I remember Beale telling me that during the concert, Pee Wee was unhappy with his clarinet and finally took it and hit the bell on the floor (or something as hard, probably the piano) and it cured the problem. Beale asked me what I thought this could do to cure the problem (whatever it was). My only answer was that it could crack the clarinet. Anyway, it made Pee Wee happy, and from then on he really blew.
(I knew Beale for years. We put together a trio, and he acted as an agent for it. Piano, drums, and me at Sam’s Place, which used to be the Brown Derby, where I spent the week with Pee Wee in 1953. The trio was called The State Street Three, and we played five or six nights a week during May and June 1956. Partway through the job the drummer quit, and Beale replaced him.)
There was a recording done in Helen Decker’s apartment. Helen Decker was a life-long friend of Pee Wee’s, and it seems she was after Pee Wee to make a tape in her apartment.

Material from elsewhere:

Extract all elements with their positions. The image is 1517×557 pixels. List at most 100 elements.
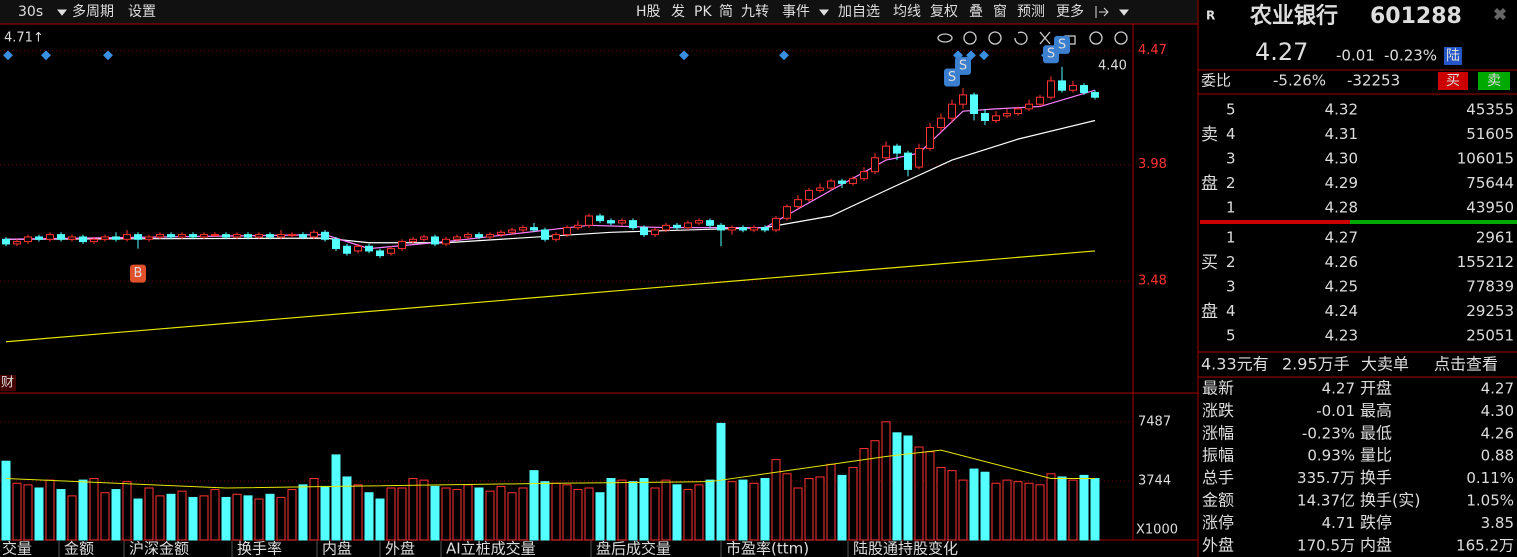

When she lived in Alexandria and after Mary died, he would come down here and visit with Helen, and one time three of them, Pee Wee, Bob Greene on piano, and Johnson “Fat Cat” McRee on vocals and kazoo, got together. This was on January 23, 1968. Pee Wee didn’t even bring a clarinet with him, so he was reluctant, but he finally agreed if Johnson would stop by Blues Alley and pick up Tommy Gwaltney’s second clarinet. It seems that Pee Wee had a thing going for this horn and liked it better than his own. According to Johnson, the second horn was a LeBlanc. Johnson thought Pee Wee had his own mouthpiece, though. I don’t recall Tommy ever using a LeBlanc, so I was surprised; as I recall, Tommy always played a Selmer-in fact, he sold one of his old Selmers to Wally Garner.
Pee Wee died just a little over a year later, and I don’t think he did much recording in that last year. In 1967, when he was at Blues Alley, Pee Wee had with him a test pressing of a recording with Oliver Nelson. He was eager to find a record player so he could hear it. We were unable to find one near Blues Alley. He was very proud of his work at that recording session. It was almost as though he felt it was his best performance.